A repercussão tornou-o conhecido como “o coach do Campari” (em nota, a empresa do aperitivo italiano expressou repúdio e declarou que se solidariza com as mulheres envolvidas nesse caso de “misoginia e ameaças”).
Schutz não respondeu aos contatos da BBC News Brasil. Em um vídeo de justificativas, afirmou que “não é bala no sentido literal” e que “seria incapaz de dar um tiro ou de ferir alguém”.
O caso evidenciou um aumento da visibilidade de movimentos masculinistas —que alegam serem prejudicados pelo “tratamento privilegiado para a população feminina” no mundo atual — e que, não raro, invocam desprezo, uma postura adversarial ou distanciamento de mulheres.
São pensamentos de linhas como redpill (a propagada pelo coach), MGTOW (Men Going Their Own Way, ou homens tomando seu próprio caminho, em inglês) e incels, que floresceram a partir da década passada em cantos obscuros e anônimos da internet (fóruns conhecidos como “chans”).
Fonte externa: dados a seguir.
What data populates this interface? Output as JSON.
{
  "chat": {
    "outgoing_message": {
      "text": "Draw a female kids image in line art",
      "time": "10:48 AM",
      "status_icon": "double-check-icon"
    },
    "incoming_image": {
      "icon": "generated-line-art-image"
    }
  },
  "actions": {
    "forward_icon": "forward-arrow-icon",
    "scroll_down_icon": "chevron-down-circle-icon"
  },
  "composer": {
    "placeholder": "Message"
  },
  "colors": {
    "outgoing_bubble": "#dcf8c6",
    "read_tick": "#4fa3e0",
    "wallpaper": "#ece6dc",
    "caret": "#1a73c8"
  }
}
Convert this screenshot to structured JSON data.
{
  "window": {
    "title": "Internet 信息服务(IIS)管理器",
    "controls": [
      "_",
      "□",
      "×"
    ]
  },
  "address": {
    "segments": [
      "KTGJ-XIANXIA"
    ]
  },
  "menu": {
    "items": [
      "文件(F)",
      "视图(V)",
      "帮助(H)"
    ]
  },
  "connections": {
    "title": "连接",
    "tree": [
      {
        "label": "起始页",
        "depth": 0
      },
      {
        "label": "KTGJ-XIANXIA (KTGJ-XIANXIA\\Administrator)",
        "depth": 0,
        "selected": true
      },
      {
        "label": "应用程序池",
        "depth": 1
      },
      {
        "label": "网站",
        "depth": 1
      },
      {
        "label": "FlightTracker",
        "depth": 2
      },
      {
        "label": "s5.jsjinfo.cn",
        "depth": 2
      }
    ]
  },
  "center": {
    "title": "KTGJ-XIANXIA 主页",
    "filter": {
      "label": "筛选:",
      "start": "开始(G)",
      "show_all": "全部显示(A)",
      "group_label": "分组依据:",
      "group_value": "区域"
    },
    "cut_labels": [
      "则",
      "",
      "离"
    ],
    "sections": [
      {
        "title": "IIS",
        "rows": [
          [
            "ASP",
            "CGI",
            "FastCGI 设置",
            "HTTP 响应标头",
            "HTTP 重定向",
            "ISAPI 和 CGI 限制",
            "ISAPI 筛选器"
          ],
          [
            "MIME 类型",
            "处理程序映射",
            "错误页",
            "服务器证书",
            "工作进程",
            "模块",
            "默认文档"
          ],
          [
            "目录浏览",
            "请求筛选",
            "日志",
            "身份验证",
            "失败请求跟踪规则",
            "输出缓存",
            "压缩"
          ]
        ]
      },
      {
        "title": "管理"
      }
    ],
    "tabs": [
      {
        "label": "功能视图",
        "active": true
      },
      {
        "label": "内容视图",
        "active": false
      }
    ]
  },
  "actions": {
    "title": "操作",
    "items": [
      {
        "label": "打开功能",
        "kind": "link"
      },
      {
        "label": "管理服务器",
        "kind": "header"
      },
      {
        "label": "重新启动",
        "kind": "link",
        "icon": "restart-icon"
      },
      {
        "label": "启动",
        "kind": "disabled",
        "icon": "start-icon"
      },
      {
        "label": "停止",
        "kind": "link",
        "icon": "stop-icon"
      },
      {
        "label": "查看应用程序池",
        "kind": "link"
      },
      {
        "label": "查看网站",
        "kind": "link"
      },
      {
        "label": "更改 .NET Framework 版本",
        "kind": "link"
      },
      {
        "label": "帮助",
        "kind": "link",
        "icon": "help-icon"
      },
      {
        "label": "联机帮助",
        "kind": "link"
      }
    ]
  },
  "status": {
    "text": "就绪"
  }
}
Já ganham novas ramificações, como os “homens sigma”.
Agora se popularizam em nova roupagem por meio dos conselhos de coaches e influencers nas redes sociais mais conhecidas, parte de uma indústria que fatura com livros, cursos, palestras e monetização de conteúdo.
Eles se oferecem como “guias de masculinidade” em tempos de mudanças sísmicas — sociais, econômicas, tecnológicas, nos relacionamentos e de fluidez sexual — e muitos fazem um apelo a uma atitude masculina reativa e à retomada de uma sociedade centrada no homem.
O termo redpill (pílula vermelha, em inglês) faz referência ao filme Matrix (1999). Na ficção científica, o protagonista Neo tem que escolher entre tomar a pílula azul, que permite seguir em um mundo de ilusões, e a vermelha, para encarar a realidade.
Como resume a pesquisadora Michele Prado, autora do livro Red Pill – Radicalização e Extremismo, o movimento promete que o seguidor será “escolhido para supostamente enxergar aquilo que ninguém mais vê; ser despertado de um sono profundo com uma pílula que traz a verdadeira compreensão da realidade; sair da Matrix”.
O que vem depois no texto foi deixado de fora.